What is your mighty vision?
My vision is helping people to improve the world, one individual at a time; We focus on helping our clients to find their true reason for being.
This board is my KRC Permaculture.
First, I will prepare the soil for their learning
Then, I will plant the seed of purpose!
Next, I’ll help them develop strong roots ability and understanding (challenge people to learn by doing outside their comfort zone)
I’ll nurture the new shoots as they gain strength (nurture and care for them with quality and quantity of contact)
Finally, they will flourish, thrive and grow forever!
My company values are in the leaves: Growth, Creativity, Learning, Diversity, Value to customers, Humanity, Cooperating, Community, Respect, Care, Joy.
How do you describe purpose driven consulting?
Purpose-driven consulting is to help our clients to understand the reason for being, through coaching, consulting and workshop facilitation. I see my customers as valuable human beings and my goal is to help them become capable, confident and independent practitioners. We use the learning-by-doing approach to teach people how to create better ways for working, that satisfy their specific customers and help them fulfill their specific purpose. I believe that how we get there is as important as where we are going.
Of course, results are important, but how we achieve them is just as important. Humans are longing for belonging and want to work for a larger purpose. Through purpose-driven consulting, we create engaging, real, personal, human relationships.
How do you use creativity combined with the Toyota Way principles to strive towards service excellence?
I understand Lean as a living system. We are all real human beings and not numbers or machines, even though in business we often describe companies as well-oiled machines. I help my clients to reconnect with their inner-creativity. I believe that we are all born as creative beings.
I create habits of creativity within an organization. We usually start by defining or clarifying the purpose of the organization. I help the leaders or leadership team to bring their vision to paper as a drawing. Because a picture says more than a thousand words. The people then explain how they understand the vision. This is a powerful way to engage everyone throughout the organization.

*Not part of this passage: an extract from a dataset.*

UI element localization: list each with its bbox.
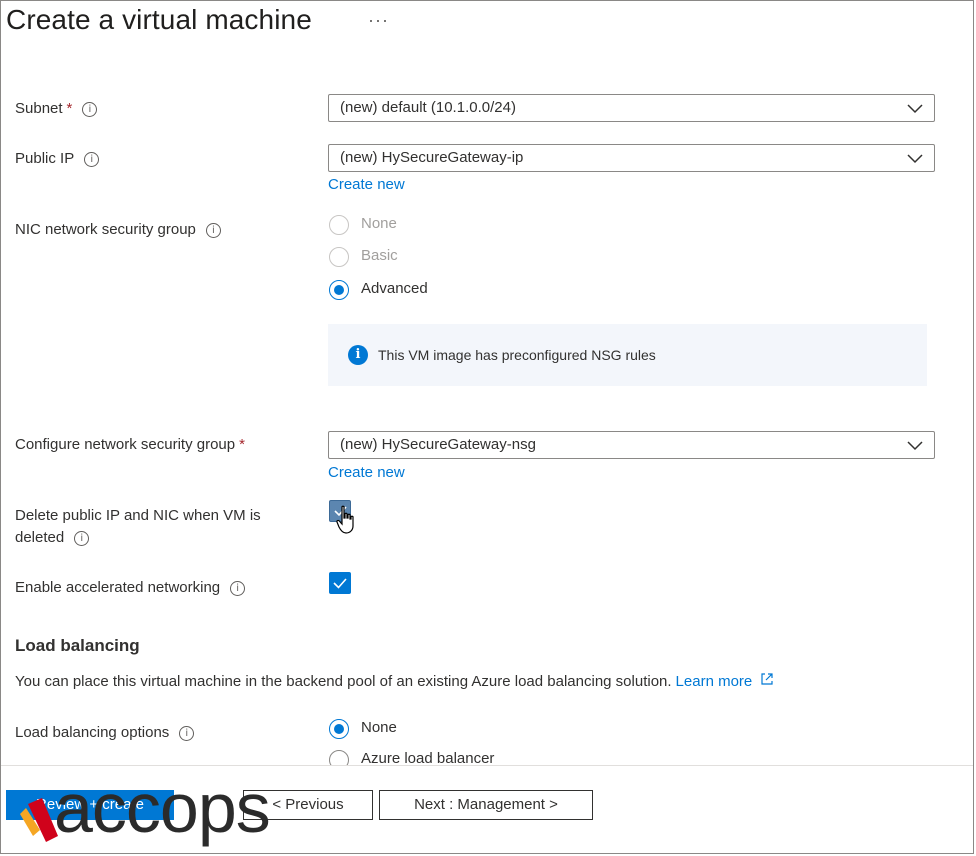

We have two kinds of client organizations. One; companies who are structured and rigid and who lack in creativity and innovation. I help them to get more creative and innovative. Two; companies who are strong at innovating and ideation, but who are weak in execution and processes. I help them to improve their structures and processes. It is important to balance creativity and structure.
At Karyn Ross Consulting we don’t do extensive theoretical lean training, instead, we focus on defining the purpose and applying the PDCA-cycle to create service excellence. I want to help my clients to move from I CAN’t to I CAN. I consider long training as batch and therefore Muda. Often, people don’t find theory engaging and fun. When my clients say that they don’t understand a problem, I ask them «What do you think we should do?»
People don’t find it engaging copying practices and tools of Toyota. These tools help Toyota fulfill their customer needs. Every organization must create their solutions based on the fundamental principles of lean like flow.